Foi sancionada pelo Presidente da República a Lei 14.132/21, de 31 de março de 2021, que acrescenta o art. 147-A ao Código Penal, para prever o crime de perseguição e revoga o art. 65 da Lei das Contravencoes Penais. O novo tipo incriminador tem como nomen iuris perseguição, que nada mais é do que o stalking e foi talhado no capítulo destinado aos crimes contra a liberdade individual:
Perseguição
Art. 147-A. Perseguir alguém, reiteradamente e por qualquer meio, ameaçando-lhe a integridade física ou psicológica, restringindo-lhe a capacidade de locomoção ou, de qualquer forma, invadindo ou perturbando sua esfera de liberdade ou privacidade.
Pena – reclusão, de 6 (seis) meses a 2 (dois) anos, e multa.
O termo stalking tem origem no verbo inglês tostalk (espreitar) e descreve o comportamento patológico que leva o agente a perseguir a vítima de forma extrema. O agente, denominado stalker, pratica ações tão exageradas para perseguir e manter contato com a sua vítima que esta passa a sentir medo e angústia. São exemplos de stalking os numerosos telefonemas e mensagens indesejadas a fim de molestar e amedrontar a vítima. Atualmente existe o cyberstalking que se configura na perseguição, causando danos à integridade psicológica ou à reputação, realizada por meio do correio eletrônico ou das redes sociais¹.
Discorrendo sobre o assunto, ensina Damásio de Jesus²:
“Não é raro que alguém, por amor ou desamor, por vingança ou inveja ou por outro motivo qualquer, passe a perseguir uma pessoa com habitualidade incansável. Repetidas cartas apaixonadas, e-mails, telegramas, bilhetes, mensagens na secretária eletrônica, recados por interposta pessoa ou por meio de rádio ou jornal tornam um inferno a vida da vítima, causando-lhe, no mínimo, perturbação emocional. A isso dá-se o nome de stalking”.
Cuida-se, pois, de crime habitual (há quem diga que não), isto é, configurar-se-á mediante a reiteração dos atos. Além do mais, o crime é de ação múltipla (ou de conteúdo variado). Assim, se o agente praticar mais de uma conduta (perseguir, ameaçar, perturbar etc.), no mesmo contexto fático, responderá por crime único. É crime de ação livre, visto que admite variadas formas para a prática da conduta típica.
No Brasil, até então, mencionado comportamento não era considerado crime, e, sim, (poucos se atentavam a isso), contravenção penal de perturbação de tranquilidade, consoante se infere da análise do revogado artigo 65 da Lei de Contravencoes Penais (Decreto-lei 3.688/41), verbis:
Perturbação de tranquilidade
Art. 65. Molestar alguém ou perturbar-lhe a tranquilidade, por acinte ou por motivo reprovável:
Pena prisão simples, de quinze dias a dois meses, ou multa.

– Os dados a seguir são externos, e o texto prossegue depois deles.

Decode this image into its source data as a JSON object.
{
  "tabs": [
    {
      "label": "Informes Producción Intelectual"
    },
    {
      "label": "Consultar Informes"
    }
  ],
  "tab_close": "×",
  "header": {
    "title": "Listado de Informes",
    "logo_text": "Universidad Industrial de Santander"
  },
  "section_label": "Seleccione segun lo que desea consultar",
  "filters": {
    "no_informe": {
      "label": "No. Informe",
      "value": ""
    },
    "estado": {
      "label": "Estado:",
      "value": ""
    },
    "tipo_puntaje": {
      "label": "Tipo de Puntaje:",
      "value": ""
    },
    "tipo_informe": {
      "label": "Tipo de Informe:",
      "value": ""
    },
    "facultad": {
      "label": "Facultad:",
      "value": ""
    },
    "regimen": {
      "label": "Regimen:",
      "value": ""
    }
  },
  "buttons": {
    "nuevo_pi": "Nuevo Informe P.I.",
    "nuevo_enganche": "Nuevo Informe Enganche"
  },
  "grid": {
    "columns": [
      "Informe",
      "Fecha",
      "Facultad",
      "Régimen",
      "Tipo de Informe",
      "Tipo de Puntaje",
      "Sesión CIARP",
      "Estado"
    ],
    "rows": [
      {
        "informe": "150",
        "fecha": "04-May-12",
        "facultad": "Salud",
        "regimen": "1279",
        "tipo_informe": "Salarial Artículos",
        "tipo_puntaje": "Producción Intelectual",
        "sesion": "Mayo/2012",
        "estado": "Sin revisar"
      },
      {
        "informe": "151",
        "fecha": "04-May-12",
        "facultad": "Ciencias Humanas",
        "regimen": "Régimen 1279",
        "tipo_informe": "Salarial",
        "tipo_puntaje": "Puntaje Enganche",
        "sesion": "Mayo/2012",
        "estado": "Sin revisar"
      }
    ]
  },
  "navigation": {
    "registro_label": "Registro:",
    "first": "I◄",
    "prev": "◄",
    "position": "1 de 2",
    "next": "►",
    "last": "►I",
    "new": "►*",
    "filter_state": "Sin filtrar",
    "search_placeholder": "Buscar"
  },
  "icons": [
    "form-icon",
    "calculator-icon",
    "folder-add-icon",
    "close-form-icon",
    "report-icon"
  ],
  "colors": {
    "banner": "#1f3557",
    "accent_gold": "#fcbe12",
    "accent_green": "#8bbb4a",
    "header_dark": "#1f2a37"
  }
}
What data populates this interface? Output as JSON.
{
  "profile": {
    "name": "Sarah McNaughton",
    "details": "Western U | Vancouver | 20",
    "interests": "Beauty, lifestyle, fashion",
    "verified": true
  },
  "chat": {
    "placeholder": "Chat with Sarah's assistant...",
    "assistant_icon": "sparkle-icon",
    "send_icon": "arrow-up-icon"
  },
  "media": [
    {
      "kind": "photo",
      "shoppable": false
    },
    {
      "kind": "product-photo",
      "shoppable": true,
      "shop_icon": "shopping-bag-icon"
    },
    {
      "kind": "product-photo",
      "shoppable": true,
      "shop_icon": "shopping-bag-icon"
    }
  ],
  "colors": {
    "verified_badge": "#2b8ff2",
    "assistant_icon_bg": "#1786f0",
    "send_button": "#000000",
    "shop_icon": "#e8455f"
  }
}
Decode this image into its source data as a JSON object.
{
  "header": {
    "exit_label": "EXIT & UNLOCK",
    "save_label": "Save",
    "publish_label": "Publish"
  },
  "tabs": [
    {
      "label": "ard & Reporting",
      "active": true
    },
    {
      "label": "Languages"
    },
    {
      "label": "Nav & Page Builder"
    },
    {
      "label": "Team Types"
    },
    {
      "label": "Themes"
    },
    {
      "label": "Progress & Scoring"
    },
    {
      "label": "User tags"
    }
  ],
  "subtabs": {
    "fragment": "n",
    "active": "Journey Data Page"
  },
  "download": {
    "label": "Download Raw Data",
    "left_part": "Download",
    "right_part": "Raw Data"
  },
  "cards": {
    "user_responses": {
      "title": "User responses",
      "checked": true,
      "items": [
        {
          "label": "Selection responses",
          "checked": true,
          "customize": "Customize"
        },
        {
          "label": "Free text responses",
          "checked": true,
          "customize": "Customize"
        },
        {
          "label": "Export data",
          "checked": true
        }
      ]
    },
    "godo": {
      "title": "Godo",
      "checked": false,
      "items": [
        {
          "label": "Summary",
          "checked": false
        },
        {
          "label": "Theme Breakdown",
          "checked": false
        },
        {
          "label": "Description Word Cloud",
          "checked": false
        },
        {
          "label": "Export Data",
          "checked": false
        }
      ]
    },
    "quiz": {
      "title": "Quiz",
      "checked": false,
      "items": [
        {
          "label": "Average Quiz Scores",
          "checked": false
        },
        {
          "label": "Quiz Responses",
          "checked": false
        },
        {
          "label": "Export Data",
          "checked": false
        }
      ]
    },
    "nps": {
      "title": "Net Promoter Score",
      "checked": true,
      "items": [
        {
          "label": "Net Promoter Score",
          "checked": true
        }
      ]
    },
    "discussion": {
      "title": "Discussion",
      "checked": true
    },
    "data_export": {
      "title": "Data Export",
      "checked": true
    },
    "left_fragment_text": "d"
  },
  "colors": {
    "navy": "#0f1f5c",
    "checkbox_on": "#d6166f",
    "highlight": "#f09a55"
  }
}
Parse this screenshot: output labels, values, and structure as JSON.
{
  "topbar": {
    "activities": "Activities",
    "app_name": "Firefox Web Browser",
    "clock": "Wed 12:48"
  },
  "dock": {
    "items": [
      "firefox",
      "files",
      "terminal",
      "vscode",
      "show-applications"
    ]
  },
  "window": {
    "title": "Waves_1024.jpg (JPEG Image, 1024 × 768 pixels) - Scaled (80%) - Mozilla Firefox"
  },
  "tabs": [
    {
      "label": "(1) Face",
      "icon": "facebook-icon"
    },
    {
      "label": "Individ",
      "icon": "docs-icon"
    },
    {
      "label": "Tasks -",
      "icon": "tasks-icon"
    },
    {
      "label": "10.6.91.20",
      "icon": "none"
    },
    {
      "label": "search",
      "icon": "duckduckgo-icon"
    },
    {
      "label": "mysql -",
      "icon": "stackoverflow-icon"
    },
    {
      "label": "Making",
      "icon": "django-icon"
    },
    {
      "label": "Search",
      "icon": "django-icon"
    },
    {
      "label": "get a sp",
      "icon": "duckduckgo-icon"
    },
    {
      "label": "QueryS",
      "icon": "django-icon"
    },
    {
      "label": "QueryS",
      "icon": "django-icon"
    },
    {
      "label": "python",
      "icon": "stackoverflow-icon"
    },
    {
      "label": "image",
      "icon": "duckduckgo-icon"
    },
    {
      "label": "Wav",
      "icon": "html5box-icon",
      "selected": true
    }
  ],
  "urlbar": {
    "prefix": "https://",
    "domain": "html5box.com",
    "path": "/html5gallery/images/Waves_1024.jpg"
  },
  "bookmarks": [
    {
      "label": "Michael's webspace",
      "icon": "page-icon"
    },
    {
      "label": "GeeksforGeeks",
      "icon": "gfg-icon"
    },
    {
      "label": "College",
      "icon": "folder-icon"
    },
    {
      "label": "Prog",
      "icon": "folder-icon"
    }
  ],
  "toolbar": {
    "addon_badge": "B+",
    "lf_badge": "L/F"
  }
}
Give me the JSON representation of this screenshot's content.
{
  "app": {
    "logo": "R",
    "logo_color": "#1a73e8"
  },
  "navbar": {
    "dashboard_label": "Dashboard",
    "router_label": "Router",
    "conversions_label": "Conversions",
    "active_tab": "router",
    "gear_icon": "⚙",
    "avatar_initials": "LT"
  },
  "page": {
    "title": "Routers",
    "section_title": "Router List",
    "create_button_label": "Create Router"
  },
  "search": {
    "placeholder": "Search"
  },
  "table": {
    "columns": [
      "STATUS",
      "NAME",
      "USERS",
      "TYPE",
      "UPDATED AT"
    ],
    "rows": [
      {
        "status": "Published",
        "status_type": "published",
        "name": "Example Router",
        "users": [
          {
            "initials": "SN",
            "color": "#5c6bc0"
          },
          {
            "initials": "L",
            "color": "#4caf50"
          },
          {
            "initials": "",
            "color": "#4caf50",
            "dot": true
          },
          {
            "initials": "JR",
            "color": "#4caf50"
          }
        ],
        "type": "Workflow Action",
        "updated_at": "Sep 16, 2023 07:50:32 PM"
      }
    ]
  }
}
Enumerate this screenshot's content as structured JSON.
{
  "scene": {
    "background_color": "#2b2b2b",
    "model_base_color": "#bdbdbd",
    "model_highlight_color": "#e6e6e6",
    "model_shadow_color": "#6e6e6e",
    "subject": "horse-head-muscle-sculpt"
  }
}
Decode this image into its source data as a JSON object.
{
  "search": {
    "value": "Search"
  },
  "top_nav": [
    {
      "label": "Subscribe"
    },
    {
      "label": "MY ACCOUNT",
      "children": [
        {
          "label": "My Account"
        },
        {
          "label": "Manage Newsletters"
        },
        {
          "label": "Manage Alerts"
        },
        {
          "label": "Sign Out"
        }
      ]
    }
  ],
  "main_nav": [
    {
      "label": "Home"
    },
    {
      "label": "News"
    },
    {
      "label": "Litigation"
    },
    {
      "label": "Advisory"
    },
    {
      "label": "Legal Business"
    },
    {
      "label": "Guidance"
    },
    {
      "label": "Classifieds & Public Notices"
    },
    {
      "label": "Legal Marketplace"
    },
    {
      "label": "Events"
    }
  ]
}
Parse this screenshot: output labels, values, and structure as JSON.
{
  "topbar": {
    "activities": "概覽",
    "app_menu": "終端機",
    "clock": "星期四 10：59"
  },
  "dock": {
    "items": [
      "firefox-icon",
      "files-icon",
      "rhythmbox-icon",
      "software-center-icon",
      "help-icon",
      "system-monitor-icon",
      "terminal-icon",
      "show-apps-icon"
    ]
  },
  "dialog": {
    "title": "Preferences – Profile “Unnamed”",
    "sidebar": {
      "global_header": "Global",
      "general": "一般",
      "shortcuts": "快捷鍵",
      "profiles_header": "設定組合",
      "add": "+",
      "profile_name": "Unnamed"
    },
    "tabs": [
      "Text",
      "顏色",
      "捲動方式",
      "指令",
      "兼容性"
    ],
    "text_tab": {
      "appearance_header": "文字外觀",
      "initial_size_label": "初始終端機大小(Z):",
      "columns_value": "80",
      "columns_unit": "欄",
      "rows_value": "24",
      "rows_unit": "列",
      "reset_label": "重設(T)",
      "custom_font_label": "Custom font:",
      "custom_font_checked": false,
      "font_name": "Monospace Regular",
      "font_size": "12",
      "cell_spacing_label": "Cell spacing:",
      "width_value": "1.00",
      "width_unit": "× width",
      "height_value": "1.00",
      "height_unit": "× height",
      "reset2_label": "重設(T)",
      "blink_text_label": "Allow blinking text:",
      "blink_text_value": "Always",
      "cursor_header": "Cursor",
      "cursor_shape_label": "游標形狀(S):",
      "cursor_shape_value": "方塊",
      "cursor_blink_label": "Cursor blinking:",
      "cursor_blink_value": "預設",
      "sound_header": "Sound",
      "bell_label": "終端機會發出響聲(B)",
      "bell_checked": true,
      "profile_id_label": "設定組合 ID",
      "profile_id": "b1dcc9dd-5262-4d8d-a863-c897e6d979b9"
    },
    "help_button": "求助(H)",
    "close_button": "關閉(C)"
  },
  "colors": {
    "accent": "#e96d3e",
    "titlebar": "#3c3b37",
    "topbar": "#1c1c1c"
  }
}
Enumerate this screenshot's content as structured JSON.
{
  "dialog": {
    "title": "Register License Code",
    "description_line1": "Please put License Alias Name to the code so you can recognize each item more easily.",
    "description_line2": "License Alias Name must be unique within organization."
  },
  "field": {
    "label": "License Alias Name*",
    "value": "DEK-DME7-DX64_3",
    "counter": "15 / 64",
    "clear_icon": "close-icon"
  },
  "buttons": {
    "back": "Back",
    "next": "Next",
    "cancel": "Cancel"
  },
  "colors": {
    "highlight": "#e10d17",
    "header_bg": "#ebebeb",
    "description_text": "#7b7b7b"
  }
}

Ocorreu o que se chama de supressão formal do art. 65 da Lei de Contravencoes Penais. No escólio de Rogério Sanches Cunha “o princípio da continuidade normativo-típica significa a manutenção do caráter proibido da conduta, porém com o deslocamento do conteúdo criminoso para outro tipo penal. A intenção do legislador, nesse caso, é que a conduta permaneça criminosa”, finaliza o mestre.
Portanto, o crime de perseguição passa a substituir esse ato na legislação brasileira.
Forma majorada
O parágrafo 1º do artigo 147-A do Codex Penal estabelece que a pena do infrator poderá ser aumentada de metade se o crime é cometido:
I - contra criança, adolescente ou idoso;
II - contra mulher por razões da condição de sexo feminino, nos termos do § 2º-A do art. 121 deste Código;
III - mediante concurso de 2 (duas) ou mais pessoas ou com o emprego de arma.
Assim, o legislador estabeleceu um aumento (em metade) da pena quando as vítimas tratarem-se daqueles considerados vulneráveis a violência doméstica, assim como previu o aumento de pena para o concurso de agentes e uso de arma. Observem que o legislador não distingue o tipo de arma utilizada (branca ou de fogo), podendo haver, até mesmo, concurso formal entre perseguição e porte ilegal de arma de fogo (Lei 10.826/03).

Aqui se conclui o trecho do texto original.